Neiss went out of the dining room literally at a run. When he returned he was not exactly scowling, but he was not happy.

“It looks like we'll have to pat off those tests on you this afternoon after all,” he said abruptly, sitting down again.

“Ah,” said Jim.

Amos looked at him. It was not a friendly look, but the unfriendliness was impersonal, the way a bear stung by a deer fly will turn and clout the bear eating blueberries next to him.

They began in earnest the next day. Apparently, Neiss needed, or at least wanted, a complete physical report made on Jim by his own staff. He was not interested when Jim volunteered the information, as he did once, that most of these scans and examination of physical samples from him merely duplicated what the Medical Section of the Base kept on all Frontier pilots, active or inactive. The first few days were given completely over to simply testing Jim. If they tested Mary equally, they did it somewhere else and with a different team. Neiss's staff seemed fully occupied with Jim.

But once the testing was over, they got down to work. To Jim's surprise, this turned out to be the same old business of rehearsing what had been said by Penard, Mary and himself on the mission to convoy Penard home. Only this time, when Jim spoke his own words as they had been taped, Mary was there and also spoke hers. The only voice that was not live was that of Raoul.

Jim had no great objection to this, now that he was close to being reunited with
AndFriend
. But he did object—without success—when Amos began a different stage of work in which he and his staff occupied themselves with Jim alone, and used drugs. They were, apparently, now that they had finished building a physical profile of him, engaged in building a mental one.
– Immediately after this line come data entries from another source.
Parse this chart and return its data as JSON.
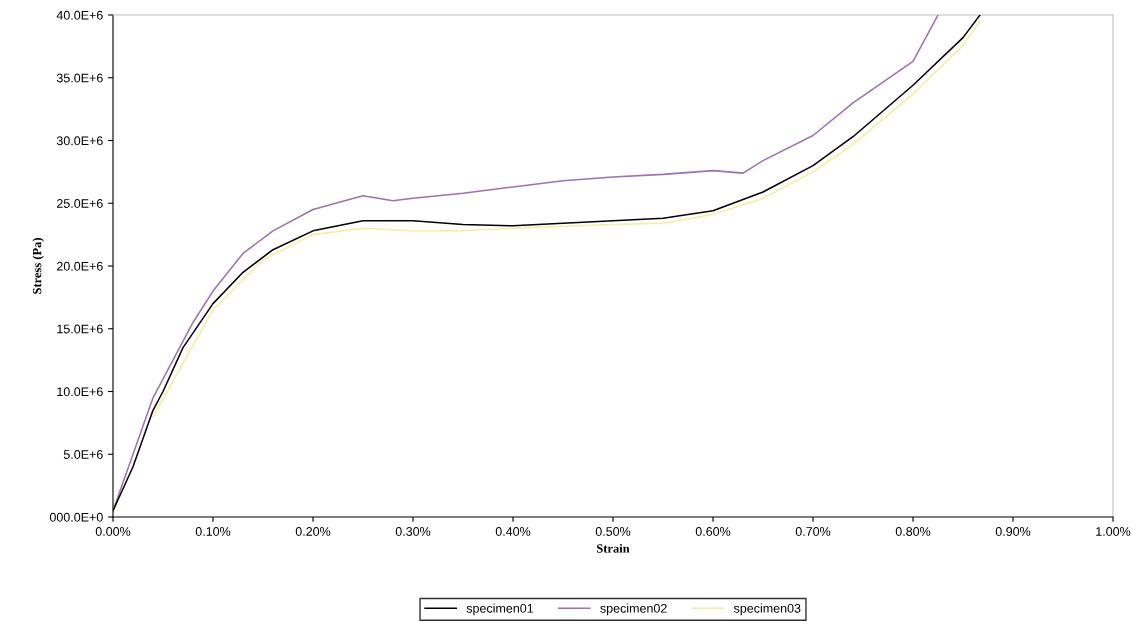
{
  "chart_data": {
    "type": "line",
    "xlabel": "Strain",
    "ylabel": "Stress (Pa)",
    "xlim": [
      0,
      1.0
    ],
    "ylim": [
      0,
      40000000
    ],
    "xticks": [
      {
        "value": 0,
        "label": "0.00%"
      },
      {
        "value": 0.1,
        "label": "0.10%"
      },
      {
        "value": 0.2,
        "label": "0.20%"
      },
      {
        "value": 0.3,
        "label": "0.30%"
      },
      {
        "value": 0.4,
        "label": "0.40%"
      },
      {
        "value": 0.5,
        "label": "0.50%"
      },
      {
        "value": 0.6,
        "label": "0.60%"
      },
      {
        "value": 0.7,
        "label": "0.70%"
      },
      {
        "value": 0.8,
        "label": "0.80%"
      },
      {
        "value": 0.9,
        "label": "0.90%"
      },
      {
        "value": 1.0,
        "label": "1.00%"
      }
    ],
    "yticks": [
      {
        "value": 0,
        "label": "000.0E+0"
      },
      {
        "value": 5000000,
        "label": "5.0E+6"
      },
      {
        "value": 10000000,
        "label": "10.0E+6"
      },
      {
        "value": 15000000,
        "label": "15.0E+6"
      },
      {
        "value": 20000000,
        "label": "20.0E+6"
      },
      {
        "value": 25000000,
        "label": "25.0E+6"
      },
      {
        "value": 30000000,
        "label": "30.0E+6"
      },
      {
        "value": 35000000,
        "label": "35.0E+6"
      },
      {
        "value": 40000000,
        "label": "40.0E+6"
      }
    ],
    "grid": false,
    "legend": "bottom",
    "marker": "none",
    "line_style": "solid",
    "series": [
      {
        "name": "specimen01",
        "color": "#000000",
        "x": [
          0,
          0.02,
          0.04,
          0.05,
          0.07,
          0.1,
          0.13,
          0.16,
          0.2,
          0.25,
          0.3,
          0.35,
          0.4,
          0.45,
          0.5,
          0.55,
          0.6,
          0.63,
          0.65,
          0.7,
          0.74,
          0.8,
          0.85,
          0.867
        ],
        "values": [
          500000,
          4000000,
          8500000,
          10000000,
          13500000,
          17000000,
          19500000,
          21300000,
          22800000,
          23600000,
          23600000,
          23300000,
          23200000,
          23400000,
          23600000,
          23800000,
          24400000,
          25300000,
          25900000,
          28000000,
          30300000,
          34400000,
          38200000,
          40000000
        ]
      },
      {
        "name": "specimen02",
        "color": "#a070b0",
        "x": [
          0,
          0.02,
          0.04,
          0.06,
          0.08,
          0.1,
          0.13,
          0.16,
          0.2,
          0.25,
          0.28,
          0.3,
          0.35,
          0.4,
          0.45,
          0.5,
          0.55,
          0.6,
          0.63,
          0.65,
          0.7,
          0.74,
          0.8,
          0.825
        ],
        "values": [
          500000,
          5000000,
          9500000,
          12500000,
          15500000,
          18000000,
          21000000,
          22800000,
          24500000,
          25600000,
          25200000,
          25400000,
          25800000,
          26300000,
          26800000,
          27100000,
          27300000,
          27600000,
          27400000,
          28400000,
          30400000,
          33000000,
          36300000,
          40000000
        ]
      },
      {
        "name": "specimen03",
        "color": "#f0f0a0",
        "x": [
          0.04,
          0.1,
          0.15,
          0.2,
          0.25,
          0.3,
          0.35,
          0.4,
          0.5,
          0.55,
          0.6,
          0.65,
          0.7,
          0.74,
          0.8,
          0.85,
          0.867
        ],
        "values": [
          8000000,
          16500000,
          20500000,
          22500000,
          23000000,
          22800000,
          22800000,
          23000000,
          23300000,
          23400000,
          24100000,
          25400000,
          27500000,
          29700000,
          33700000,
          37600000,
          39500000
        ]
      }
    ]
  }
}
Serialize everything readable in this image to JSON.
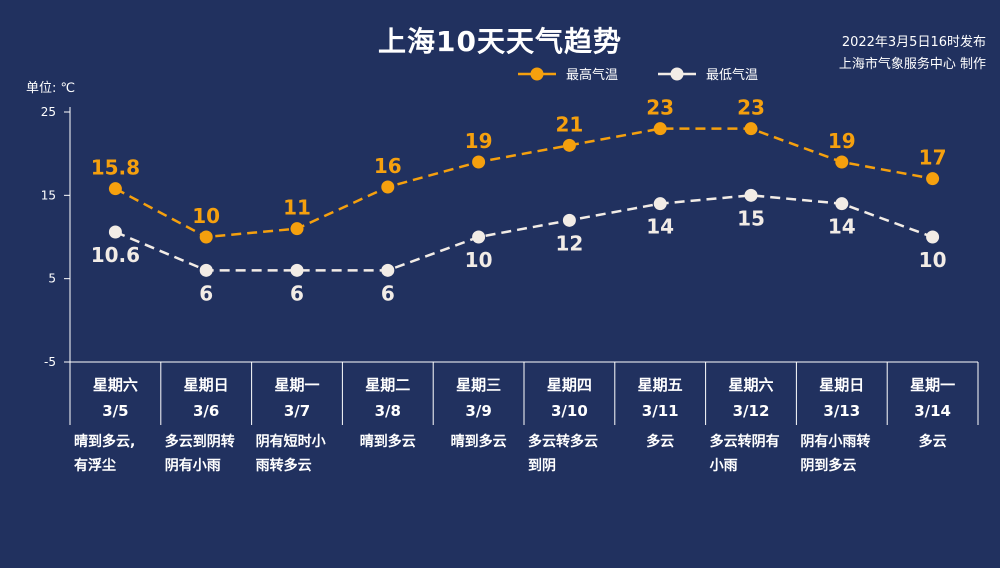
{
  "title": "上海10天天气趋势",
  "issue_time": "2022年3月5日16时发布",
  "issuer": "上海市气象服务中心 制作",
  "unit_label": "单位: ℃",
  "legend": {
    "high": "最高气温",
    "low": "最低气温"
  },
  "colors": {
    "background": "#21315f",
    "high": "#f5a00e",
    "low": "#f2ece6"
  },
  "days": [
    {
      "weekday": "星期六",
      "date": "3/5",
      "weather": [
        "晴到多云,",
        "有浮尘"
      ]
    },
    {
      "weekday": "星期日",
      "date": "3/6",
      "weather": [
        "多云到阴转",
        "阴有小雨"
      ]
    },
    {
      "weekday": "星期一",
      "date": "3/7",
      "weather": [
        "阴有短时小",
        "雨转多云"
      ]
    },
    {
      "weekday": "星期二",
      "date": "3/8",
      "weather": [
        "晴到多云"
      ]
    },
    {
      "weekday": "星期三",
      "date": "3/9",
      "weather": [
        "晴到多云"
      ]
    },
    {
      "weekday": "星期四",
      "date": "3/10",
      "weather": [
        "多云转多云",
        "到阴"
      ]
    },
    {
      "weekday": "星期五",
      "date": "3/11",
      "weather": [
        "多云"
      ]
    },
    {
      "weekday": "星期六",
      "date": "3/12",
      "weather": [
        "多云转阴有",
        "小雨"
      ]
    },
    {
      "weekday": "星期日",
      "date": "3/13",
      "weather": [
        "阴有小雨转",
        "阴到多云"
      ]
    },
    {
      "weekday": "星期一",
      "date": "3/14",
      "weather": [
        "多云"
      ]
    }
  ],
  "chart_data": {
    "type": "line",
    "title": "上海10天天气趋势",
    "categories": [
      "3/5",
      "3/6",
      "3/7",
      "3/8",
      "3/9",
      "3/10",
      "3/11",
      "3/12",
      "3/13",
      "3/14"
    ],
    "series": [
      {
        "name": "最高气温",
        "values": [
          15.8,
          10,
          11,
          16,
          19,
          21,
          23,
          23,
          19,
          17
        ],
        "labels": [
          "15.8",
          "10",
          "11",
          "16",
          "19",
          "21",
          "23",
          "23",
          "19",
          "17"
        ]
      },
      {
        "name": "最低气温",
        "values": [
          10.6,
          6,
          6,
          6,
          10,
          12,
          14,
          15,
          14,
          10
        ],
        "labels": [
          "10.6",
          "6",
          "6",
          "6",
          "10",
          "12",
          "14",
          "15",
          "14",
          "10"
        ]
      }
    ],
    "ylabel": "单位: ℃",
    "ylim": [
      -5,
      25
    ],
    "yticks": [
      25,
      15,
      5,
      -5
    ],
    "line_style": "dashed",
    "grid": false,
    "legend_position": "top"
  }
}
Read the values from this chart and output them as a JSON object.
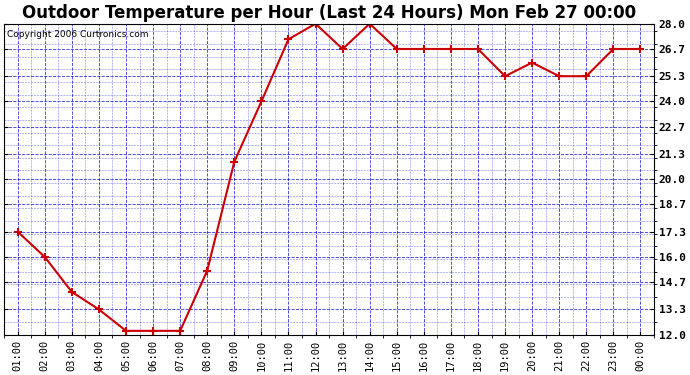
{
  "title": "Outdoor Temperature per Hour (Last 24 Hours) Mon Feb 27 00:00",
  "copyright": "Copyright 2006 Curtronics.com",
  "x_labels": [
    "01:00",
    "02:00",
    "03:00",
    "04:00",
    "05:00",
    "06:00",
    "07:00",
    "08:00",
    "09:00",
    "10:00",
    "11:00",
    "12:00",
    "13:00",
    "14:00",
    "15:00",
    "16:00",
    "17:00",
    "18:00",
    "19:00",
    "20:00",
    "21:00",
    "22:00",
    "23:00",
    "00:00"
  ],
  "y_values": [
    17.3,
    16.0,
    14.2,
    13.3,
    12.2,
    12.2,
    12.2,
    15.3,
    20.9,
    24.0,
    27.2,
    28.0,
    26.7,
    28.0,
    26.7,
    26.7,
    26.7,
    26.7,
    25.3,
    26.0,
    25.3,
    25.3,
    26.7,
    26.7
  ],
  "line_color": "#cc0000",
  "marker_color": "#cc0000",
  "grid_color": "#0000cc",
  "background_color": "#ffffff",
  "plot_bg_color": "#ffffff",
  "title_fontsize": 12,
  "ylim": [
    12.0,
    28.0
  ],
  "yticks": [
    12.0,
    13.3,
    14.7,
    16.0,
    17.3,
    18.7,
    20.0,
    21.3,
    22.7,
    24.0,
    25.3,
    26.7,
    28.0
  ]
}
This consisted of electrically probing his brain cells for reflexes and memories, and of searching his unconscious, particularly his dream patterns. Jim found himself hating the thought that someone like Amos had access to his mind and could see the evidence of his love for
AndFriend
and space. Also, the business of using the drugs was itself unpleasant. Jim did not like pills, and being under their influence. He liked injectable chemicals even less; and many of the unnamed substances Amos's staff put into his bloodstream or flesh had side effects that clouded his mind or disorganized his body for up to twenty-four hours—and on rare occasions, even longer.